Washington has announced it won’t make or buy any more anti-personnel landmines (APL), but declined to destroy the 3 million units of existing stock. Washington still expects to join the international agreement banning such weapons at some point.
“The United States took the step of declaring it will not produce or otherwise acquire any anti-personnel landmines in the future, including to replace existing stockpiles as they expire,” the White House said in a statement following the declaration of such intent made by the US delegation at the Mine Ban Treaty conference in Mozambique.
The conference, with over 1,000 international participants, was organized in Mozambique’s Maputo for a good reason. War in Mozambique ended in 1992, but despite decades of international efforts to clear unexploded munitions in the country, landmine casualties continue to occur.

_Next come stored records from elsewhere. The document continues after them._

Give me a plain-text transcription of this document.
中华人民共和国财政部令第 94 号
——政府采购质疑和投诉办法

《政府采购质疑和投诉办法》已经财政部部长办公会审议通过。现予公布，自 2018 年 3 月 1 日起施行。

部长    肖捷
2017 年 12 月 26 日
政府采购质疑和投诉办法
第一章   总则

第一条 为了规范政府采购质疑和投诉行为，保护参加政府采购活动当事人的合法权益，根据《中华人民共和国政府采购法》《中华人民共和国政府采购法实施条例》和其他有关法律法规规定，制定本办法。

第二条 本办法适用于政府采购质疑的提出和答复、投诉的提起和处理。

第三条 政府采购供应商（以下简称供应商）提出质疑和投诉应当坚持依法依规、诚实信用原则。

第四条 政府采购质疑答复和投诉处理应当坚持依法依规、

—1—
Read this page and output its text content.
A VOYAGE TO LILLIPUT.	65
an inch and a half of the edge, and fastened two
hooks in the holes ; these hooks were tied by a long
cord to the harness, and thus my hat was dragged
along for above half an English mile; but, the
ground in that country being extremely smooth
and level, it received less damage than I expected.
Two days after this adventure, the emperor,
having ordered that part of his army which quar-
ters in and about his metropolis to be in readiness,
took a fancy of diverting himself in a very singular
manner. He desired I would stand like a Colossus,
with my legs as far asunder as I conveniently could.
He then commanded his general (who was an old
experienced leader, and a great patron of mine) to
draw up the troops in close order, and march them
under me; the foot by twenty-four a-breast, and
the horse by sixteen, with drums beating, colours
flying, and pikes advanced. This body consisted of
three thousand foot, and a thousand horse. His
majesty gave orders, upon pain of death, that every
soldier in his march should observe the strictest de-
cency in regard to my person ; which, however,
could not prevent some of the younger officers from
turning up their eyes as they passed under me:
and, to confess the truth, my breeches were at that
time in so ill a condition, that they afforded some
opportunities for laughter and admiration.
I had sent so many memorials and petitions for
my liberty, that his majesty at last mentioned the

Landmines kill, according to UN estimates, from 15,000 to 20,000 people a year in dozens of countries and cripple many thousands more. Landmines are scattered throughout an estimated 78 countries and the majority of victims are civilian: children, women and the elderly, making up approximately 80 percent of the casualties.
“Our delegation in Maputo made clear that we are diligently pursuing solutions that would be compliant with and ultimately allow the United States to accede to the Ottawa Convention — the treaty banning the use, stockpiling, production and transfer of APL,” National Security Council spokeswoman Caitlin Hayden said in a statement. She stressed that: “Other aspects of our land-mine policy remain under consideration.”
“We're signaling our clear aspiration to eventually accede to the Ottawa Convention,” White House press secretary Josh Earnest confirmed to reporters.
The Mine Ban Treaty signed in Ottawa in 1997 is aimed at eliminating anti-personnel landmines worldwide.
President Bill Clinton declared a goal to join the Ottawa treaty, but later American top brass talked the Bush administration into pulling back.
So far, 161 UN member states have signed the document, but 34 countries haven’t - among them the US, China and Russia.
The stockpile of anti-personnel landmines is estimated at 110 million worldwide, most of which are already embedded. Landmines are cheap, between US$3 and US$75, but they are disastrously effective, particularly because their form and color attract children.
Spokeswoman Caitlin Hayden pointed out: “The US shares the humanitarian goals of the Ottawa Convention and is the world’s single largest financial supporter of humanitarian mine action, providing more than $2.3 billion in aid since 1993 in more than 90 countries for conventional weapons destruction programs.”
The US has not produced landmines since the late 1990s, but up until now has reserved the right and capability to resume production at any time.
The US still possesses over 3 million anti-personnel landmines stockpiled in inventory, admitted Rear Admiral John Kirby, the Pentagon press secretary. The latest statement said that the Pentagon is not going to replace expired mines, but it hasn’t announced that the mines will be eliminated.
The Pentagon claims it has used anti-personnel mines on very rare occasions in its latest military campaigns.
The last time the US army used anti-personnel mines extensively was during the 1991 Gulf War. The Pentagon claims that in the latest Afghan campaign landmines were used only once, in 2002.
One of the advocates of a total ban on landmines is Vermont Democratic Senator Patrick Leahy, who said that the White House's decision is “incremental, but significant,” adding that: “An obvious next step is for the Pentagon to destroy its remaining stockpile of mines, which do not belong in the arsenal of civilized nations,” said Leahy, as quoted by Reuters.
Daryl G. Kimball, executive director of the Washington-based Arms Control Association, said in a statement that America’s message from Maputo “is useful in that it underscores land mines are not essential to US security and are on their way out, but it falls short of what can and should be done,” said Kimball, as quoted by the Washington Post.
“Without a commitment to destroy some or all of the United States’ existing stockpile of landmines and on a schedule, the pledge not to produce or acquire landmines will have little material effect on existing US stockpiles for many, many years to come,” Kimball said.
While the US decision has been hailed by arms control groups, some American lawmakers have a different view on the issue.
Representative Randy Forbes pointed out that this decision could threaten security in the Korean Peninsula, where landmines are being used in the Demilitarized Zone between North and South Korea, whereas Representative Buck McKeon, chairman of the House Armed Services Committee, said that the decision is “bad for the security of our men and women in uniform.”
“The president owes our military an explanation for ignoring their advice and putting them at risk, all for a Friday morning press release,” said McKeon.
General Martin Dempsey, chairman of the Joint Chiefs of Staff, has maintained recently that landmines are an “important tool in the arsenal of the armed forces of the United States.”
Steve Goose, head of delegation for the International Campaign to Ban Landmines, told AP in a telephone interview from the Mozambique conference that the US should set a date to join the Mine Ban Treaty and start the elimination of landmine stockpiles.
“While they are saying they are working toward banning them in the future, they are leaving open the option of continuing to use them in the meantime, which is kind of a contradictory way to approach things,” Goose said.